Assessment of DNA damage markers
Oxidative DNA damage in DG regions was then detected using an immunofluorescent assay. Frozen slices were incubated with the primary mouse anti-DNA/RNA Damage antibody (ab62623 Abcam) and rabbit anti-NeuN overnight at 4 ℃ followed by Alexa Fluor 488 or 546 conjugated (Abcam). DAPI (Beyotime) was used for nuclear staining.
Oxidative stress products
The lipid peroxidation product resulting from oxidative stress, 4-HNE, was measured using immunofluorescent staining with polyclonal goat anti-4-hidroxynonenal (4-HNE, ab46545, Abcam). In addition, CA1, DG and mPFC tissues were homogenized for determination of MDA content (No.

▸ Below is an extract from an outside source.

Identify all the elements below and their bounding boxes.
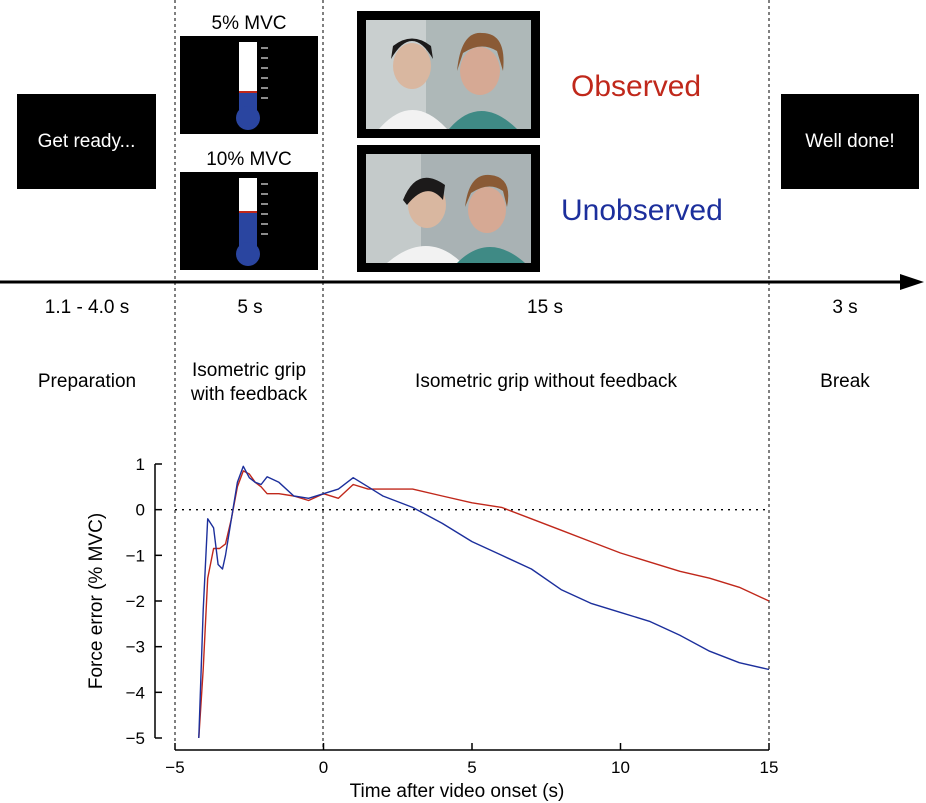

A003-1) as performed using assay kits from Jiancheng Inc. (Nanjing, China). All samples were assayed in duplicate and results were normalized to total protein content.
Statistical analysis
All calculations were performed using GraphPad Prism 8.0.1 (GraphPad Software, Inc., San Diego, CA). All data were presented as the means ± standard errors of the mean. Statistical significance of differences in the groups was evaluated with use of either the Student's t test, two-way analysis of variance (ANOVA) or one-way analysis of variance (ANOVA) with the Tukey's multiple-comparison test used for post-hoc comparisons. A value of P < 0.05 was required for results to be considered statistically significant.